In 2012, most economists polled were against a Connecticut anti-price gouging law that would kick in during a “severe weather event emergency"

See Price Gouging. The poll was done by the Kent A. Clark Center for Global Markets, which is at the University of Chicago Booth School of Business.

"Connecticut should pass its Senate Bill 60, which states that during a “severe weather event emergency, no person within the chain of distribution of consumer goods and services shall sell or offer to sell consumer goods or services for a price that is unconscionably excessive.”"

51% disagreed or strongly disagreed. Only 8% agreed or strongly agreed. 20% did not answer. So, of those that answered, over 60% disagreed or strongly disagreed. Here is what some of them said:

David Cutler: Without defining "unconscionably," I don't know what to think about this.

Darrell Duffie: I'm unsure how the courts will define "unconscionably excessive." Efficient allocation by market prices is good, absent monopoly effects.

Aaron Edlin: statute is vague. also statute could put goods in hands of those with limited need who hoard them.

Pinelopi Goldberg: Torn about this. The term "unconscionably" seems too loose - is it a 20% or 500% markup? But the goods need to be allocated somehow.

Michael Greenstone: unconscionably excessive is VERY imprecise. extreme weather can disproportionately hurt poor and this could be efficient redistribution.

Robert Hall: Goal is to allocate suddenly scarce goods optimally. Prices are only a tool, but often the right tool. Law doesn't have a good alternative.

Caroline Hoxby: I sympathize w the intention but goods must be allocated in some way & prices are better than first come or fights breaking out among people

Kenneth Judd: The vagueness of the law means more businesses will shut down, which is the same as setting price to infinity, a legal price.

Anil Kashyap: Seems like pandering, "post-storm cleanup or repair services" are included. It seems like those prices could reasonably soar after a storm.

Pete Klenow: Would presumably lead to misallocation and lower supply than optimal. There are better ways to redistribute

Edward Lazear: Inefficiency from short term monopoly that results in "gouging" is secondary to losses in efficiency from a getting items to right users.

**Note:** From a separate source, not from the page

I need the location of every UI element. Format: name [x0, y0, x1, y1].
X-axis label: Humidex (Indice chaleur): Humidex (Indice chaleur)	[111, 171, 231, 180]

William Nordhaus: At best, symbolic. At worst, would return to price controls of the 1970s.

Richard Schmalensee: Seeks to prevent prices from clearing markets; never a good thing. Standard is hopelessly vague so increases risk for affected businesses.

Nancy Stokey: State legislatures should focus on more important questions.

Richard Thaler: Not needed. Big firms hold prices firm. "Entrepreneurs" with trucks help meet supply. Are the latter covered? If so, bad.